Pensavo alla frase di Padre Cristoforo (i vorrei rimuoverli i Promessi Sposi dalla testa, ma non ci riesco proprio): "La si vuole aiutare", riferito a Lucia.
Mi è rimasta impressa perchè, devo ammetterlo, avrei usato "ella", probabilmente perchè l'abitudine di non esprimere i pronomi personali in concomitanza al _si_ porta a credere che Lucia sia il soggetto sottinteso.
Ma, infine, Manzoni non è nostro contemporaneo e non tutto quello che scrive potrebbe valere oggi. Non so... .-.
P.S. Povera messicana...


----------



## Giorgio Spizzi

Scusa, Maio, dove l'avresti messo il pronome "ella"? A me la frase "La si vuole aiutare" risulta del tutto naturale (="Vogliamo aiutarla")

GS


----------



## Walt Whitman

Caro Giorgio,
la collega ha confermato quanto ho scritto in #9. Tuttavia, anche le tue osservazioni non sono prive di
fondamento. Ma deve pensarci su prima di darmi una risposta.
Diventa sempre più interessante, non ti pare?
Hai proprio ragione: l'italiano offre una grande quantità di opzioni ed è per questo che lo trovo così coinvolgente.
Tanto tempo fa (purtroppo), ho scelto l'inglese (che adoro), ma la seconda opzione sarebbe stata sicuramente la lingua italiana.
Ci aggiorniamo.
Ciao a tutti.
WW


----------



## Maioneselover

Giorgio Spizzi said:


> Scusa, Maio, dove l'avresti messo il pronome "ella"? A me la frase "La si vuole aiutare" risulta del tutto naturale (="Vogliamo aiutarla")
> 
> GS



Avrei detto che Lucia era il soggetto e il _si_ l'oggetto, come Walt. Se è un errore questo, voglio dire che è frequente, anche perchè le grammatiche scolastiche non fanno una distinzione sintattica tra si passivante e si impersonale. Del resto, il mio libro faceva una nota di chiarimento sulla costruzione che ho citato. Questo per dire che può essere alquanto insolito trovare una frase del genere; però per motivi di chiarezza, io direi che è saggio usare ciò quando la posizione degli elementi della frase non è quella standard.


----------



## Giorgio Spizzi

Scusa, Maio,

tu, se capisco quel che leggo, dici che _avresti detto che Lucia era il soggetto_. Ti chiedo però: "In quale frase?". Non certo in "La si vuole aiutare", che nemmeno contiene il nome proprio Lucia. Ribadisco che, a meno che io non stia scrivendo queste cose dalla Neurodeliri, nella frase "La si vuole aiutare":
1. "La" è pronome personale femminile singolare, riferito a persona, anaforico, complemento oggetto del verbo "aiutare"  
2. "si" particella passivante (= noi, ecc,; il soggetto del verbo "aiutare") che con un verbo transitivo, forma una terza persona singolare o plurale con significato passivo 
3. "vuole" è verbo "volere", terza persona singolare, presente indicativo (V. sopra), ecc.
4. "aiutare" è verbo transitivo, attivo, ecc.

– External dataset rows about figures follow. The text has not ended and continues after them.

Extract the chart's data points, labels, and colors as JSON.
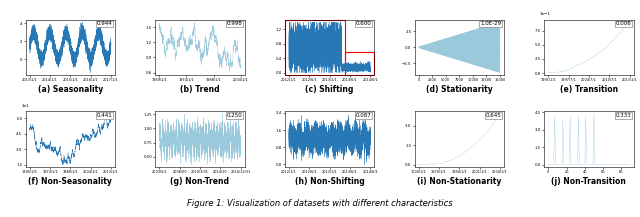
{
  "title": "Figure 1: Visualization of datasets with different characteristics",
  "subplots": [
    {
      "label": "(a) Seasonality",
      "score": "0.944",
      "color": "#2878b5",
      "type": "seasonality"
    },
    {
      "label": "(b) Trend",
      "score": "0.998",
      "color": "#9ac9db",
      "type": "trend"
    },
    {
      "label": "(c) Shifting",
      "score": "0.600",
      "color": "#2878b5",
      "type": "shifting",
      "has_box": true
    },
    {
      "label": "(d) Stationarity",
      "score": "1.0E-29",
      "color": "#9ac9db",
      "type": "stationarity"
    },
    {
      "label": "(e) Transition",
      "score": "0.006",
      "color": "#9ac9db",
      "type": "transition"
    },
    {
      "label": "(f) Non-Seasonality",
      "score": "0.441",
      "color": "#2878b5",
      "type": "non_seasonality"
    },
    {
      "label": "(g) Non-Trend",
      "score": "0.250",
      "color": "#9ac9db",
      "type": "non_trend"
    },
    {
      "label": "(h) Non-Shifting",
      "score": "0.087",
      "color": "#2878b5",
      "type": "non_shifting"
    },
    {
      "label": "(i) Non-Stationarity",
      "score": "0.645",
      "color": "#9ac9db",
      "type": "non_stationarity"
    },
    {
      "label": "(j) Non-Transition",
      "score": "0.333",
      "color": "#9ac9db",
      "type": "non_transition"
    }
  ],
  "score_fontsize": 4.0,
  "label_fontsize": 5.5,
  "title_fontsize": 6.0
}
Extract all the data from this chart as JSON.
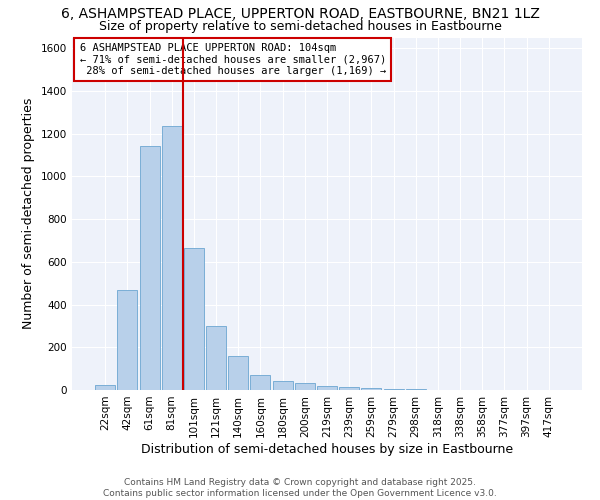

Se la frase fosse stata "La si aiuta", potremmo dire che essa è un caso di Oggetto + Soggetto + Verbo.
Nel nostro caso, possiamo dire Oggetto + Soggetto + Verbo servile/Ausiliare di modalità + Verbo 

Tanti saluti dal reparto agitati. E' l'ora del rancio.

GS


----------



## violadaprile

AnaHugo said:


> "La concordanza la si fa sempre"
> Grazie!


Sì sono entrambe frasi corrette. "La concordanza si fa sempre" è l'espressione ordinaria.

"La concordanza la si fa sempre" è una figura retorica che si chiama *ridondanza*: quando per dare enfasi a qualcosa lo si ripete. Figura retorica che Manzoni usa spesso, avendo anche usato non ricordo dove il famigerato "*a me mi*". E come nella frase usata da Walt: "vorrei rimuover*li* i Promessi Sposi".

Possiamo anche scrivere "La concordanza, la si fa sempre", per quanto la virgola sia ulteriormente ridondante. Oppure, esplicitando la frase, "Quanto alla concordanza, la si fa sempre".
Frase corretta, scelta stilistica.


----------



## AnaHugo

Grazie a tutti per le vostre spiegazioni! Non aspettavo che fosse un argomento così discuso, ma alla fine ho imparato un sacco di cose che non conoscevo prima 
Vi auguro una settimana magnifica


----------



## violadaprile

violadaprile said:


> "La concordanza la si fa sempre"
> 
> 
> 
> "La concordanza si fa sempre" è l'espressione ordinaria.
Click to expand...

Una notazione ulteriore.
La frase esplicitata viene: "Si fa sempre la concordanza", dove:
- si, particella pronominale - soggetto impersonale
- fa, predicato verbale
- la concordanza, complemento oggetto

Per "si aiuta", o "si vuole aiutare" non vedo alcuna differenza.
"aiuta" - "vuole aiutare", predicato verbale (comunque formato), terza persona singolare, attivo, retto da "si" soggetto, che rende la forma impersonale e non passiva.
"La", pronome/complemento oggetto.

"Si viene aiutati" è la forma impersonale passiva.
Ma qui non vedo nessun passivo.
Magari problema mio?


----------